If given an opportunity to do something foolish and risky with retirement savings like put all of it into the stock of a single company, ordinarily a significant portion of the population would do it. But the TSP rather gives them a choice of five diversified funds ranging from government securities to various stock indexes.
Uh-huh. Tell me, how are those "stock indexes" doing right now? If someone invested in them are they in a good position to retire or in a "sucks to be you" place?
Although the highest average annual return funds sometimes lose as much as 20% in a single poor year
And if that's the year you were planning to retire, just sucks to be you, right?

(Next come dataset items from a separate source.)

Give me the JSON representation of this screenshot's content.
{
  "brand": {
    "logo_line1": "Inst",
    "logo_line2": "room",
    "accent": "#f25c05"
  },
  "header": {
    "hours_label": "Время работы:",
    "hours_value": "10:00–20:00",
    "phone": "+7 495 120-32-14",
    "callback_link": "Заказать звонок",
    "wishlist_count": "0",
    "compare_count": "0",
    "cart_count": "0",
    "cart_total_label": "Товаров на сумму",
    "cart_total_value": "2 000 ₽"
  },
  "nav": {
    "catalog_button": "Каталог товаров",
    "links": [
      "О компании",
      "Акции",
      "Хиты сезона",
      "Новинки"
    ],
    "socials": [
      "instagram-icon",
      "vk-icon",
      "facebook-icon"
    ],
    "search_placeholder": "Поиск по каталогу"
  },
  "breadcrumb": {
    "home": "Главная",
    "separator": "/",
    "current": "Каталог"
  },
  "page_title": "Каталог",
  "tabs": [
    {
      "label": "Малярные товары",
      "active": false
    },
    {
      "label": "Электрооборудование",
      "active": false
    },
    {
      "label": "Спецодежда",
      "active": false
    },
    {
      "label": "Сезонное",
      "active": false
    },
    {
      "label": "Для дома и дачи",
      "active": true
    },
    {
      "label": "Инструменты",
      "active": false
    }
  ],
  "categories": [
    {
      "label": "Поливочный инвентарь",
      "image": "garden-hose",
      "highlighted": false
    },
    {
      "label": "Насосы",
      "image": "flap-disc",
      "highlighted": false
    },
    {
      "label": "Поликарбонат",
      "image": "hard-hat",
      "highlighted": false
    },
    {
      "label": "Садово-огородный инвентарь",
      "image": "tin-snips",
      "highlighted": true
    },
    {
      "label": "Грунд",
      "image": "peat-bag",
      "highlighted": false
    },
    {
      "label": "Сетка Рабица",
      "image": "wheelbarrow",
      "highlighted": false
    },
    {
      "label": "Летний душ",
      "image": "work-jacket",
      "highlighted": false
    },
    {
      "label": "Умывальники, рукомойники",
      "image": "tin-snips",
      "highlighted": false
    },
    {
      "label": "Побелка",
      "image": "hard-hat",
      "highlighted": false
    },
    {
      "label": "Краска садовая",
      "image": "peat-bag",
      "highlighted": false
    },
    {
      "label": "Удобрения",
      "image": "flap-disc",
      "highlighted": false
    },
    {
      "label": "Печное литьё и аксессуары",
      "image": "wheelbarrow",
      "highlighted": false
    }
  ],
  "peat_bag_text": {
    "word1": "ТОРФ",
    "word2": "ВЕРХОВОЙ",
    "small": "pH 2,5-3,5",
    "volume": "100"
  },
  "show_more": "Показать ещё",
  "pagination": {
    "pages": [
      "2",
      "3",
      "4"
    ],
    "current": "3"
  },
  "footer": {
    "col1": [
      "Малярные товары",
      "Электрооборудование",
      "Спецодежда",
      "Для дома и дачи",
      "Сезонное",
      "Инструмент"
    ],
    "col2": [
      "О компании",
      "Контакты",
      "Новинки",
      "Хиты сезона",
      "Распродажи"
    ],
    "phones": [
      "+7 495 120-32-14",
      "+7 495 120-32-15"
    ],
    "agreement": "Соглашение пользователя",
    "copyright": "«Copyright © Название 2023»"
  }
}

Should have been born earlier or later.
At some point you no longer have time for "long term", you only have short term left.
Illuminatus Primus wrote:It means you would've spent around half your life not contributing.
Years more leisure and retirement time are such a huge gain that the economy would have to really crash and burn before it wasn't worthwhile to many people.
Sure, lounging around would be worth it to most people but you aren't
entitled to it. IF you want to retire early then YOU must fund it. Society only funds retirement past a certain age, and then only minimally. If you want more than the minimum YOU have to earn it, either while young or while working during "retirement".
SS is a floor you can't fall below That's why it's actually called social security
insurance - it's insuring you aren't completely destitute in retirement.
Besides, the preceding benefit for the rate of savings and investment is rather significant for the economy. Some investment and some R&D occurs with or without a portion of social security money going into private savings accounts. But a portion of the 13% withholdings getting saved and invested is a huge amount when the average American only voluntarily saves 1% to 2% of their income.
Well, sure, that sounds good... until you have a month like the last one. If you invest money you also risk losing it.
Actually, for example, Obama's
website gives a good illustration. There's a $500 universal mortgage credit for homeowners, and "Barack Obama will eliminate all income taxation of seniors making less than $50,000 per year." The latter would mean an unprecedented huge shifting of the tax burden for millions of the public, and a younger individual making $19000 a year would literally pay more income taxes than the zero paid by a senior making $49000 a year.
On the other hand, a geezer on SS probably has more fixed expenses than that 19 year old, who is presumably healthy and doesn't, for example, need to purchase multiple prescription drugs on his own; and the 19 year old can probably shovel the snow on his own walk whereas an 80 year old woman risks death by heart attack if she does so and thus must pay someone to clear her walk for her. Even with insurance coverage, my mother's medications cost $800 a month, that's $9,600 a year the 19 year old probably doesn't have to pay out of pocket. Yeah, that will take a bite out of your income. My mother requires a gluten-free diet - that also is more expensive than a minimum cost diet. She is prone to gout as well, which further adds to her dietary restrictions. No insurance covers the cost of food, even when a special diet is medically necessary, and again it's an additional cost to being old.
Not that I think that is an ideal position to take, or that 50k should be the cut off, but it can be expensive to be old.
The retirees in a partially privatized social security program would be subsisting off a society running on the nuclear power plants their past investment dollars helped build, the factories, etc.
Or maybe just funding the multi-million salaries and golden parachutes of financial "experts" who run formerly stable and respected businesses into the ground then walk away and ask the taxpayers for more money.